Autre élément à prendre en compte: ces mesures risqueraient de pénaliser les mères en particulier, s'en inquiète sur BFMTV Fatimata Sy, la fondatrice du collectif de mères Les Gilets roses. "Les papas, vous n'allez pas les trouver (...), ce sont les mamans que vous allez condamner." Lors des émeutes de l'été dernier, un tiers des émeutiers étaient mineurs et quelque 60% avaient grandi dans des familles monoparentales.

"Ce sont souvent des mères qui se lèvent très tôt pour aller travailler et rentrent très tard. Mais cela ne veut pas dire qu'elles sont démissionnaires ou défaillantes", abonde pour BFMTV.com Mohamed Mechmache, éducateur de rues et coordinateur de l'association ACLeFeu -association créée à Clichy-sous-Bois (Seine-Saint-Denis) au lendemain des émeutes de 2005.

Il déplore une vision "simpliste" du problème. "Il faut regarder la situation globale de ces familles qui ont déjà la tête sous l'eau: l'environnement social, le contexte économique. On ne réglera rien avec des amendes ou des heures de TIG."

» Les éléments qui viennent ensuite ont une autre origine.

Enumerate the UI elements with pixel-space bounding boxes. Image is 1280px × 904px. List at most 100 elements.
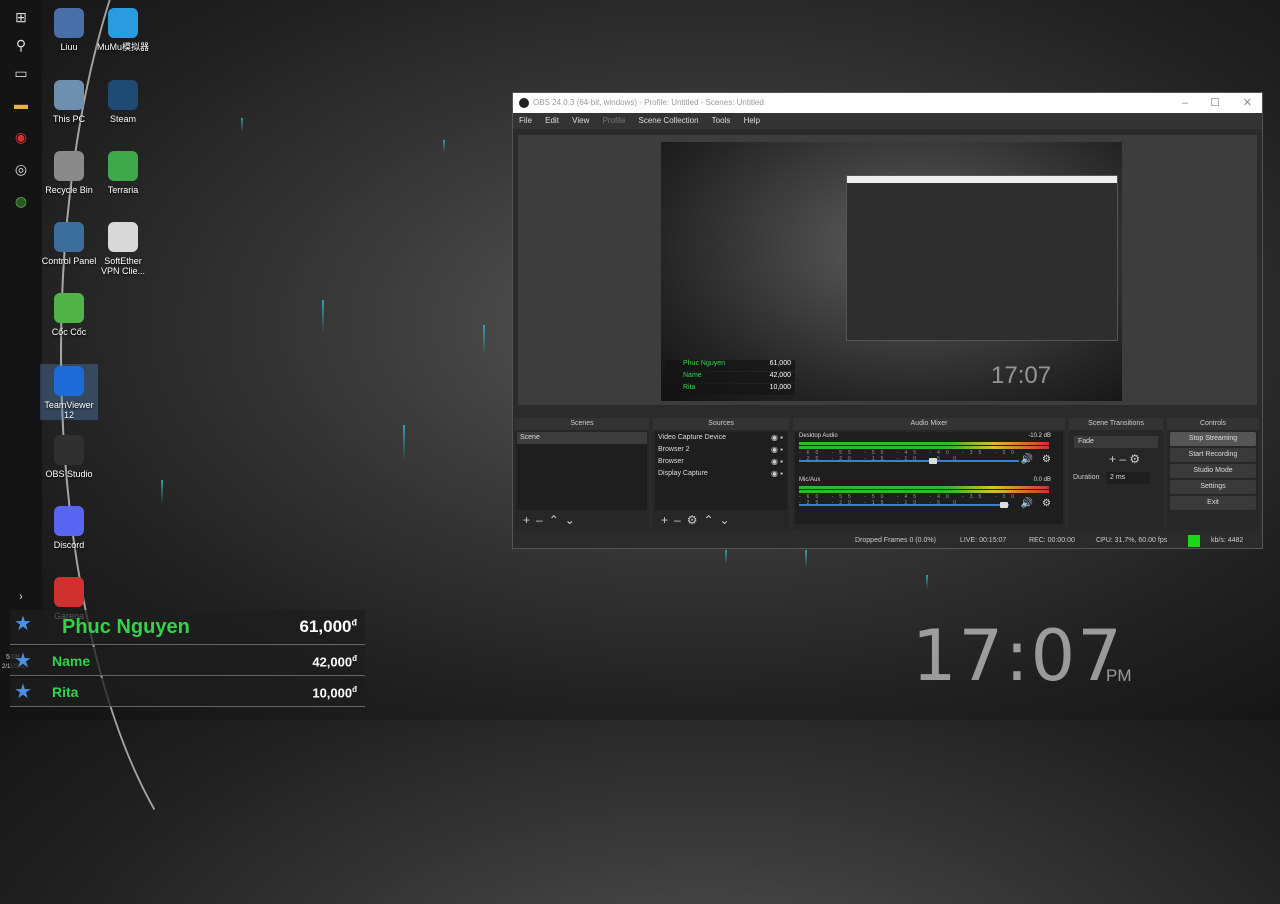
live-indicator (1188, 535, 1200, 547)
user-folder-icon (54, 8, 84, 38)
transition-toolbar: + – ⚙ (1109, 452, 1140, 466)
desktop-icon-label: Terraria (107, 185, 139, 195)
desktop-icon-label: Liuu (60, 42, 78, 52)
scene-item[interactable]: Scene (517, 432, 647, 444)
terraria-icon (108, 151, 138, 181)
desktop-icon[interactable]: Control Panel (40, 222, 98, 266)
controls-title: Controls (1167, 418, 1259, 430)
move-down-icon[interactable]: ⌄ (720, 513, 730, 527)
obs-studio-icon (54, 435, 84, 465)
live-time: LIVE: 00:15:07 (960, 537, 1007, 544)
desktop-icon[interactable]: SoftEther VPN Clie... (94, 222, 152, 276)
remove-icon[interactable]: – (536, 513, 543, 527)
menu-scene-collection[interactable]: Scene Collection (639, 116, 699, 125)
source-item[interactable]: Browser 2 ◉ ▪ (655, 444, 787, 456)
duration-input[interactable]: 2 ms (1107, 472, 1150, 484)
stop-streaming-button[interactable]: Stop Streaming (1170, 432, 1256, 446)
desktop-icon[interactable]: Liuu (40, 8, 98, 52)
coccoc-browser-icon (54, 293, 84, 323)
desktop-icon-label: MuMu模拟器 (96, 42, 149, 52)
remove-icon[interactable]: – (674, 513, 681, 527)
bitrate: kb/s: 4482 (1211, 537, 1244, 544)
menu-view[interactable]: View (572, 116, 589, 125)
desktop-icon[interactable]: MuMu模拟器 (94, 8, 152, 52)
volume-knob[interactable] (1000, 502, 1008, 508)
task-view-icon[interactable]: ▭ (12, 64, 30, 82)
softether-vpn-icon (108, 222, 138, 252)
close-button[interactable]: ✕ (1243, 93, 1252, 113)
star-badge-icon: ★ (14, 650, 32, 672)
desktop-icon[interactable]: This PC (40, 80, 98, 124)
obs-window: OBS 24.0.3 (64-bit, windows) - Profile: … (512, 92, 1263, 549)
desktop-icon-label: Steam (109, 114, 136, 124)
menu-edit[interactable]: Edit (545, 116, 559, 125)
volume-slider[interactable] (799, 460, 1019, 462)
menu-file[interactable]: File (519, 116, 532, 125)
file-explorer-icon[interactable]: ▬ (12, 95, 30, 113)
gear-icon[interactable]: ⚙ (1129, 452, 1140, 466)
gear-icon[interactable]: ⚙ (1042, 498, 1051, 509)
speaker-icon[interactable]: 🔊 (1021, 454, 1033, 465)
obs-icon[interactable]: ◎ (12, 160, 30, 178)
transition-select[interactable]: Fade (1074, 436, 1158, 448)
exit-button[interactable]: Exit (1170, 496, 1256, 510)
audio-level-meter (799, 442, 1049, 445)
desktop-icon[interactable]: Recycle Bin (40, 151, 98, 195)
visibility-lock-icon[interactable]: ◉ ▪ (771, 468, 783, 480)
add-icon[interactable]: + (661, 513, 668, 527)
desktop-icon[interactable]: TeamViewer 12 (40, 364, 98, 420)
move-up-icon[interactable]: ⌃ (549, 513, 559, 527)
gear-icon[interactable]: ⚙ (687, 513, 698, 527)
maximize-button[interactable]: ☐ (1210, 93, 1220, 113)
donation-row: ★ Name 42,000đ (10, 647, 365, 676)
menu-help[interactable]: Help (744, 116, 760, 125)
speaker-icon[interactable]: 🔊 (1021, 498, 1033, 509)
move-up-icon[interactable]: ⌃ (703, 513, 713, 527)
donation-overlay: ★ Phuc Nguyen 61,000đ ★ Name 42,000đ ★ R… (10, 610, 365, 709)
move-down-icon[interactable]: ⌄ (565, 513, 575, 527)
desktop-icon[interactable]: Discord (40, 506, 98, 550)
cpu-fps: CPU: 31.7%, 60.00 fps (1096, 537, 1168, 544)
preview-canvas[interactable]: Phuc Nguyen 61,000 Name 42,000 Rita 10,000 … (661, 142, 1122, 401)
desktop-icon[interactable]: OBS Studio (40, 435, 98, 479)
visibility-lock-icon[interactable]: ◉ ▪ (771, 456, 783, 468)
visibility-lock-icon[interactable]: ◉ ▪ (771, 432, 783, 444)
source-item[interactable]: Browser ◉ ▪ (655, 456, 787, 468)
volume-knob[interactable] (929, 458, 937, 464)
preview-area: Phuc Nguyen 61,000 Name 42,000 Rita 10,000 … (518, 135, 1257, 405)
add-icon[interactable]: + (1109, 452, 1116, 466)
garena-icon[interactable]: ◉ (12, 128, 30, 146)
donor-name: Phuc Nguyen (62, 616, 190, 638)
gear-icon[interactable]: ⚙ (1042, 454, 1051, 465)
control-panel-icon (54, 222, 84, 252)
desktop-clock: 17:07 (912, 615, 1124, 697)
settings-button[interactable]: Settings (1170, 480, 1256, 494)
recycle-bin-icon (54, 151, 84, 181)
desktop-clock-ampm: PM (1106, 666, 1132, 685)
mumu-player-icon (108, 8, 138, 38)
chevron-right-icon[interactable]: › (12, 588, 30, 606)
audio-mixer-title: Audio Mixer (793, 418, 1065, 430)
preview-donation-overlay: Phuc Nguyen 61,000 Name 42,000 Rita 10,000 (665, 360, 795, 396)
desktop-icon[interactable]: Terraria (94, 151, 152, 195)
search-icon[interactable]: ⚲ (12, 36, 30, 54)
computer-icon (54, 80, 84, 110)
desktop-icon[interactable]: Cốc Cốc (40, 293, 98, 337)
volume-slider[interactable] (799, 504, 1009, 506)
start-recording-button[interactable]: Start Recording (1170, 448, 1256, 462)
scene-transitions-dock: Scene Transitions Fade + – ⚙ Duration 2 … (1069, 418, 1163, 530)
remove-icon[interactable]: – (1119, 452, 1126, 466)
sources-toolbar: + – ⚙ ⌃ ⌄ (661, 513, 736, 527)
menu-profile[interactable]: Profile (603, 116, 626, 125)
source-item[interactable]: Video Capture Device ◉ ▪ (655, 432, 787, 444)
add-icon[interactable]: + (523, 513, 530, 527)
coccoc-icon[interactable]: ◍ (12, 192, 30, 210)
menu-tools[interactable]: Tools (712, 116, 731, 125)
visibility-lock-icon[interactable]: ◉ ▪ (771, 444, 783, 456)
obs-title-bar[interactable]: OBS 24.0.3 (64-bit, windows) - Profile: … (513, 93, 1262, 113)
studio-mode-button[interactable]: Studio Mode (1170, 464, 1256, 478)
source-item[interactable]: Display Capture ◉ ▪ (655, 468, 787, 480)
windows-start-icon[interactable]: ⊞ (12, 8, 30, 26)
minimize-button[interactable]: – (1182, 93, 1188, 113)
desktop-icon[interactable]: Steam (94, 80, 152, 124)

"La responsabilité est collective."

"Pénaliser, c'est complètement inadapté, ce n'est absolument pas la solution", tranche Sarah Pibarot, la secrétaire nationale du Syndicat de la magistrature. Elle va même plus loin et accuse l'État et les départements de "défaillances", notamment dans le cadre de la protection de l'enfance. "On prend le problème dans le mauvais sens."